I grew up poor. Growing up poor can shape things about your personality that many people don't consider. Though I was a voracious reader from an earlier age, my house was not filled with books because they were about as practical as that overpriced toy all the kids were crying for. Food, electricity, water and basic necessities were hard to come by so books were not something in the budget.
Libraries were an absolute saving grace for a child who loved to read. School libraries and our public one. I'm a big believer in supporting ANY organization or cause that will help get a book into the hands of a child. My absolute FAVORITE presents of all time were two boxes of those condensed classics for kids. They were little square paperbacks with a few black and white illustrations inside. I nearly wept when I got them because they were MINE. I OWNED THOSE BOOKS.
Now, of course, I have 3 overflowing bookshelves and a massive Kindle log. Why am I rambling about this? Because when I read on some list site about a child who received a dollar to buy books, I felt a little hiccup in my heart. I had to write a story about such a scenario.
I will be the first to admit that the ending wasn't planned. I can't predict how my brain will work when I'm writing a story. Hope you still enjoy it!
Casey stuck her hand into her pocket to once again feel the hard metal discs that lay within. Her fingers traced each one while her lips formed the numbers one through four. When she had finished counting, she started again with the first coin.
Walking up to the front door of her town's only thrift store, a rundown version of Goodwill, she took a deep breath and pushed it open.
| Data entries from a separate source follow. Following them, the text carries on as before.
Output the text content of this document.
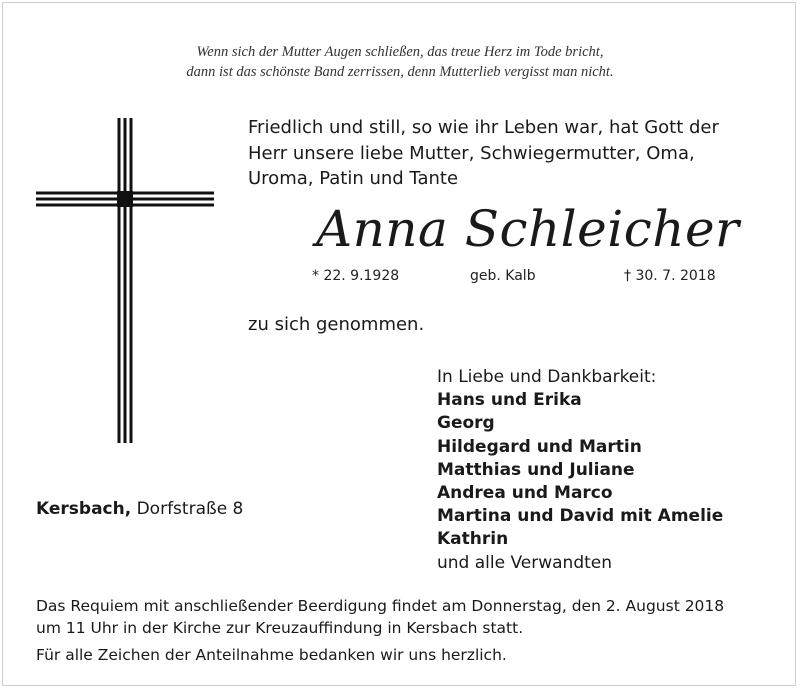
Wenn sich der Mutter Augen schließen, das treue Herz im Tode bricht,
dann ist das schönste Band zerrissen, denn Mutterlieb vergisst man nicht.
Friedlich und still, so wie ihr Leben war, hat Gott der
Herr unsere liebe Mutter, Schwiegermutter, Oma,
Uroma, Patin und Tante
Anna Schleicher
* 22. 9.1928	geb. Kalb	† 30. 7. 2018
zu sich genommen.
In Liebe und Dankbarkeit:
Hans und Erika
Georg
Hildegard und Martin
Matthias und Juliane
Andrea und Marco
Martina und David mit Amelie
Kathrin
und alle Verwandten
Kersbach, Dorfstraße 8
Das Requiem mit anschließender Beerdigung findet am Donnerstag, den 2. August 2018
um 11 Uhr in der Kirche zur Kreuzauffindung in Kersbach statt.
Für alle Zeichen der Anteilnahme bedanken wir uns herzlich.
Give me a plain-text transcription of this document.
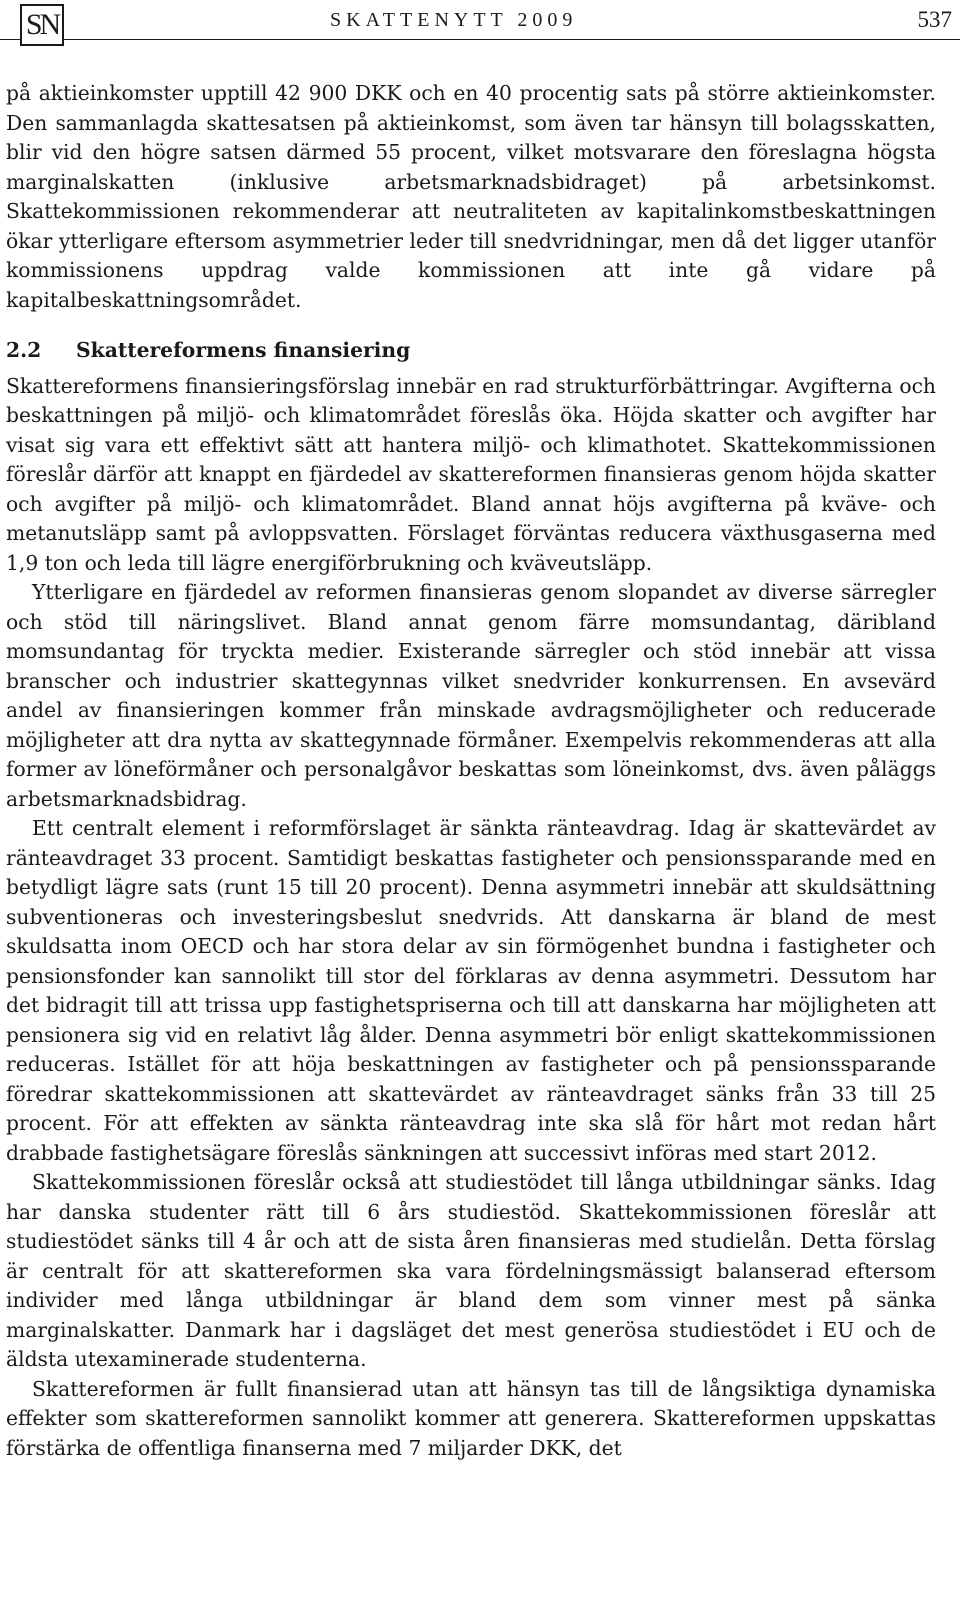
SN	SKATTENYTT 2009	537

på aktieinkomster upptill 42 900 DKK och en 40 procentig sats på större aktieinkomster. Den sammanlagda skattesatsen på aktieinkomst, som även tar hänsyn till bolagsskatten, blir vid den högre satsen därmed 55 procent, vilket motsvarare den föreslagna högsta marginalskatten (inklusive arbetsmarknadsbidraget) på arbetsinkomst. Skattekommissionen rekommenderar att neutraliteten av kapitalinkomstbeskattningen ökar ytterligare eftersom asymmetrier leder till snedvridningar, men då det ligger utanför kommissionens uppdrag valde kommissionen att inte gå vidare på kapitalbeskattningsområdet.

2.2 Skattereformens finansiering

Skattereformens finansieringsförslag innebär en rad strukturförbättringar. Avgifterna och beskattningen på miljö- och klimatområdet föreslås öka. Höjda skatter och avgifter har visat sig vara ett effektivt sätt att hantera miljö- och klimathotet. Skattekommissionen föreslår därför att knappt en fjärdedel av skattereformen finansieras genom höjda skatter och avgifter på miljö- och klimatområdet. Bland annat höjs avgifterna på kväve- och metanutsläpp samt på avloppsvatten. Förslaget förväntas reducera växthusgaserna med 1,9 ton och leda till lägre energiförbrukning och kväveutsläpp.

Ytterligare en fjärdedel av reformen finansieras genom slopandet av diverse särregler och stöd till näringslivet. Bland annat genom färre momsundantag, däribland momsundantag för tryckta medier. Existerande särregler och stöd innebär att vissa branscher och industrier skattegynnas vilket snedvrider konkurrensen. En avsevärd andel av finansieringen kommer från minskade avdragsmöjligheter och reducerade möjligheter att dra nytta av skattegynnade förmåner. Exempelvis rekommenderas att alla former av löneförmåner och personalgåvor beskattas som löneinkomst, dvs. även påläggs arbetsmarknadsbidrag.

Ett centralt element i reformförslaget är sänkta ränteavdrag. Idag är skattevärdet av ränteavdraget 33 procent. Samtidigt beskattas fastigheter och pensionssparande med en betydligt lägre sats (runt 15 till 20 procent). Denna asymmetri innebär att skuldsättning subventioneras och investeringsbeslut snedvrids. Att danskarna är bland de mest skuldsatta inom OECD och har stora delar av sin förmögenhet bundna i fastigheter och pensionsfonder kan sannolikt till stor del förklaras av denna asymmetri. Dessutom har det bidragit till att trissa upp fastighetspriserna och till att danskarna har möjligheten att pensionera sig vid en relativt låg ålder. Denna asymmetri bör enligt skattekommissionen reduceras. Istället för att höja beskattningen av fastigheter och på pensionssparande föredrar skattekommissionen att skattevärdet av ränteavdraget sänks från 33 till 25 procent. För att effekten av sänkta ränteavdrag inte ska slå för hårt mot redan hårt drabbade fastighetsägare föreslås sänkningen att successivt införas med start 2012.

Skattekommissionen föreslår också att studiestödet till långa utbildningar sänks. Idag har danska studenter rätt till 6 års studiestöd. Skattekommissionen föreslår att studiestödet sänks till 4 år och att de sista åren finansieras med studielån. Detta förslag är centralt för att skattereformen ska vara fördelningsmässigt balanserad eftersom individer med långa utbildningar är bland dem som vinner mest på sänka marginalskatter. Danmark har i dagsläget det mest generösa studiestödet i EU och de äldsta utexaminerade studenterna.

Skattereformen är fullt finansierad utan att hänsyn tas till de långsiktiga dynamiska effekter som skattereformen sannolikt kommer att generera. Skattereformen uppskattas förstärka de offentliga finanserna med 7 miljarder DKK, det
The whoosh of cool air came with the familiar scent of what Casey, even at 9 years old, knew to be decay and neglect. Items no one wanted in a space that was almost forgotten. Most of the rent houses Casey had lived in over the years smelled similar. Her clothes, which often came from this exact store, also held the lingering odor.
She didn't stop to think about the fact that most places didn't smell like this. Her cousins' house smelled of laundry detergent, while her best friend's house smelled like warm baking. Smells could tell you so much about a person without you ever meeting them. Casey had mastered the art of building stories around the unique smells of each structure she entered.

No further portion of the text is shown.